When Dr. Knox Todd wrote his now famous JAMA paper (as a resident in 1993!), he and colleagues demonstrated that Hispanics were about half as likely as Caucasians to receive pain medications for long bone fractures of matched severity. UCLA and its faculty had bravely pointed out that the relief of pain with opioids can be markedly disparate based upon race/ethnicity. In the time since, these disparities have been further brought to light in the context of the treatment of pain in differing disease states – including life threatening illnesses such as cancer and AIDS. As an additional nail in the coffin, even if a person of color is fortunate enough to receive an opioid prescription when medically appropriate and indicated, it has been demonstrated on any number of occasions that the lack of availability of opioids in non-white neighborhoods makes the filling of the prescription problematic or impossible.
And while Todd and Green and Morrison and so many others have indicated that the potential benefits of opioid therapy are not fairly doled out as a function of race, it is also clear that when the harm of a therapy differentially affects white people, politicians and lawmakers and all kinds of people listen in a way that they might not otherwise and they are moved to act. Add to the list of recent handwringing tomes, the new Johns Hopkins report on the opioid abuse public health problem.

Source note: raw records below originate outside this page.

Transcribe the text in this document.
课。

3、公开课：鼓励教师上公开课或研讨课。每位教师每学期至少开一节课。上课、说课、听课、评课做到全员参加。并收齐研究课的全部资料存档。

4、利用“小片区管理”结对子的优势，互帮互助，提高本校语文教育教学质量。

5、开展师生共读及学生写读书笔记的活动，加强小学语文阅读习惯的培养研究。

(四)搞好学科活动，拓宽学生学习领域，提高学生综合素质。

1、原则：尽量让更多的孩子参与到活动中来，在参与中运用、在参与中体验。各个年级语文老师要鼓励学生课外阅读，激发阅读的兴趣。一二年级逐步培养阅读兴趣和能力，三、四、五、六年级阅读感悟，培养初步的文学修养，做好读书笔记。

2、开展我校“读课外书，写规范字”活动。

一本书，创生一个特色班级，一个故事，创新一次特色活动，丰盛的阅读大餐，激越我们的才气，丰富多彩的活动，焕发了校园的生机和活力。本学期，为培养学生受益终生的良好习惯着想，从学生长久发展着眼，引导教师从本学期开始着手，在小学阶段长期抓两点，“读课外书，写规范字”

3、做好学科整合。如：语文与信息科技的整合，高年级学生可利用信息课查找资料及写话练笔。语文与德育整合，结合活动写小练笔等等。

While it can be commended for being progressive on the need for pain education, the need for greater availability of medication assisted therapies for addiction and the taking of a public health stance with regard to the dual problems of pain and addiction, its language on pain and suggestions for improvements in pain management are so regressive that their obligatory introduction about how addressing addiction should not negatively impact those who legitimately need access to opioid therapy rings hollow. And while there is a public health tone to the report as a whole, they punted rather than face the task of producing a thoughtful pain guideline and fell back on the repealing of nonexistent “permissive” pain laws. And why must they be repealed? Because white lives (really) matter.
Maybe people of color should consider themselves lucky that in retrospect they were denied equal access to a killer therapy. That would be true if it were a killer therapy. PainKILLERS as the media likes to refer to them and the poorly defined group of 16000 opioid deaths makes it sound like pain management is overwhelmingly lethal. That there is no evidence base for the benefits of long term opioids is another tired refrain -ignoring the 1 million people on OxyContin alone who it is fairly certain are not all addicts nor ready to keel over anytime soon. The selective use of evidence of harm is downright Orwellian. A recent paper found that pain medications are indeed fairly permissively prescribed in some instances; in North Carolina 2.2 million people (nearly 25% of its citizens) received an opioid in a recent year and .02% of them overdosed. Feeling lucky people of color? Any other class of medications would be considered safe in light of these statistics. But not when the deaths are in white people and particularly white suburban kids (here we are referring more to those who have died from opioids that were more than likely not prescribed for them). Every opioid death is a tragedy. Every opioid death should be avoided. But in the end, we will not solve this problem by making people in pain suffer worse by overstating the risk, not linking deaths to their root causes and not dealing with this problem in an intellectually honest fashion.
That white lives (really) matter is not particular to pain. Another tragedy – the death of Libby Zion in 1984 – led to changes in the training and supervision of every doctor in the United States. Some would say that those changes were overdue. Some would say that Libby Zion’s death was simply a catalyst. Others would argue the changes wouldn’t have occurred if her father wasn’t a lawyer or if he didn’t write for the New York Times. In retrospect, her death influenced every moment of most professionals’ careers that began on the heels of her untimely, tragic, unfortunate and potentially avoidable demise. And so I ask, would the world have paid equal attention had she not been white.
Sixteen thousand poorly understood, poorly characterized opioid deaths per year and everyone and their brother can’t wait to legislate the heck out of the problem -even those who purport to be public health oriented. Thirty thousand gun deaths and people throw their hands up in the air and suggest that legislation cannot possibly help. Aside from the massacres that occasionally jolt us out of our media induced stupor, gun deaths overwhelmingly affect people of color. And so the laws remain unchanged. Black Americans are more than twice as likely to die from gun deaths as whites. Whites are more than twice as likely to get opioids in an emergency room. Good thing those poor people of color didn’t get opioids on top of the bullets.
Jeff – you have once again provided an opportunity for us to really “think” about the situation from more than the aspects of those in the media. Thank you for always being thoughtful in your blog posts.